Critical sections in Unity?

Now this might be a stupid question, but there it goes. I know that all scripts should run in the same thread, but then I still cannot explain the following behavior:

In my game I have an object that I move around using the mouse cursor. Upon getting in the proximity of other objects, I “pick” them. The way I do it is that the objects to be picked constantly check in their Update() method if they are close enough to my main object, and if they are, they call a method on my main object in order to “register”. The first object that registers has a special status, setting a certain flag on my main object.

Problem is, due to random spawning on the map, it happens that two objects detect roughly at the same time that they are close enough to my main object to register and they both call the registering code. Through testing, I have found out that both picked up objects read that flag that the first object should set as unset, and they are both picked as “first objects”.

If this is running in the same thread, how can this happen? If the code is ran in the same thread, the call to “register” should be executed for one object, which would set the flag, and then the second object should be able to read it as set and no longer be considered also a first object.

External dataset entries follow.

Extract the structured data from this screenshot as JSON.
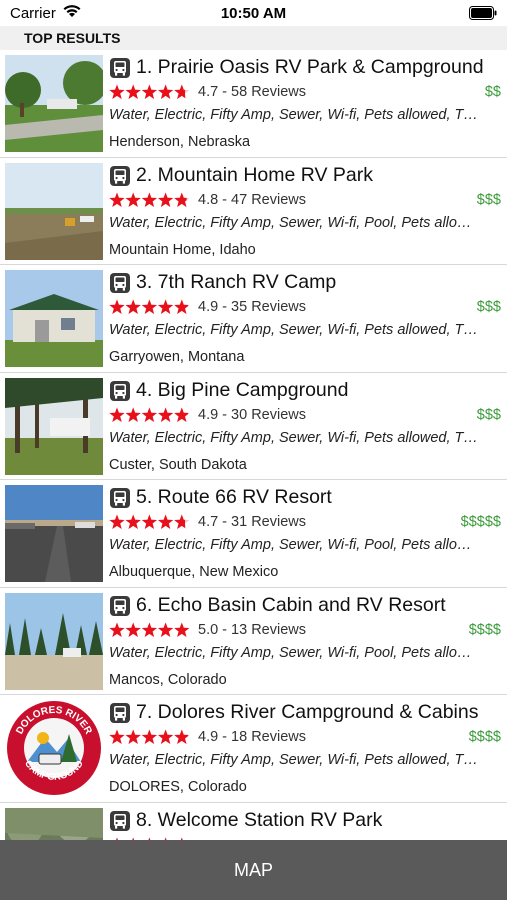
{
  "status_bar": {
    "carrier": "Carrier",
    "time": "10:50 AM",
    "icons": [
      "wifi-icon",
      "battery-icon"
    ]
  },
  "section": {
    "title": "TOP RESULTS"
  },
  "colors": {
    "star": "#e8101a",
    "price": "#3a9a3a",
    "map_bar": "#5a5a5a"
  },
  "results": [
    {
      "title": "1. Prairie Oasis RV Park & Campground",
      "score": "4.7 - 58 Reviews",
      "stars": 4.7,
      "price": "$$",
      "amenities": "Water, Electric, Fifty Amp, Sewer, Wi-fi, Pets allowed, T…",
      "location": "Henderson, Nebraska",
      "thumb": "trees-lawn"
    },
    {
      "title": "2. Mountain Home RV Park",
      "score": "4.8 - 47 Reviews",
      "stars": 4.8,
      "price": "$$$",
      "amenities": "Water, Electric, Fifty Amp, Sewer, Wi-fi, Pool, Pets allo…",
      "location": "Mountain Home, Idaho",
      "thumb": "open-field"
    },
    {
      "title": "3. 7th Ranch RV Camp",
      "score": "4.9 - 35 Reviews",
      "stars": 4.9,
      "price": "$$$",
      "amenities": "Water, Electric, Fifty Amp, Sewer, Wi-fi, Pets allowed, T…",
      "location": "Garryowen, Montana",
      "thumb": "building"
    },
    {
      "title": "4. Big Pine Campground",
      "score": "4.9 - 30 Reviews",
      "stars": 4.9,
      "price": "$$$",
      "amenities": "Water, Electric, Fifty Amp, Sewer, Wi-fi, Pets allowed, T…",
      "location": "Custer, South Dakota",
      "thumb": "pines"
    },
    {
      "title": "5. Route 66 RV Resort",
      "score": "4.7 - 31 Reviews",
      "stars": 4.7,
      "price": "$$$$$",
      "amenities": "Water, Electric, Fifty Amp, Sewer, Wi-fi, Pool, Pets allo…",
      "location": "Albuquerque, New Mexico",
      "thumb": "road"
    },
    {
      "title": "6. Echo Basin Cabin and RV Resort",
      "score": "5.0 - 13 Reviews",
      "stars": 5.0,
      "price": "$$$$",
      "amenities": "Water, Electric, Fifty Amp, Sewer, Wi-fi, Pool, Pets allo…",
      "location": "Mancos, Colorado",
      "thumb": "forest"
    },
    {
      "title": "7. Dolores River Campground & Cabins",
      "score": "4.9 - 18 Reviews",
      "stars": 4.9,
      "price": "$$$$",
      "amenities": "Water, Electric, Fifty Amp, Sewer, Wi-fi, Pets allowed, T…",
      "location": "DOLORES, Colorado",
      "thumb": "logo",
      "logo_text_top": "DOLORES RIVER",
      "logo_text_bottom": "CAMPGROUND"
    },
    {
      "title": "8. Welcome Station RV Park",
      "score": "",
      "stars": 5.0,
      "price": "",
      "amenities": "",
      "location": "",
      "thumb": "rocks"
    }
  ],
  "map_button": {
    "label": "MAP"
  }
}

I have tried using critical sections (using “lock(this)” in C#) but it seems to have no effect.

Any ideas?

Thanks.

All scripts are run in the same thread unless you specifically create threads using System.Threading. It’s impossible to execute Unity functions in threads regardless (aside from ones which just make use of .net functions, like Mathf). Check your code logic again.

You were true. It took the refactoring of most of the code to find the problem, but I have found it. That solved one issue and pinpointed the solution to another issue, which I still think it is a problem with Unity itself, but it can be worked around.

The problem is the following:

I have ObjectA waiting ObjectB to get close to it, so it can call a method on ObjectA. Now if by chance ObjectA doesn’t exist yet, and when it is created it is spawned directly in the range of ObjectB, ObjectB gets to call a method on ObjectA before ObjectA.Start() (overridden of MonoBehavior) is called. Now I can work around this by creating ObjectA first, then all instances of ObjectB, but still I thought Start() would be called like a constructor whenever the object is created and no other methods are called before it.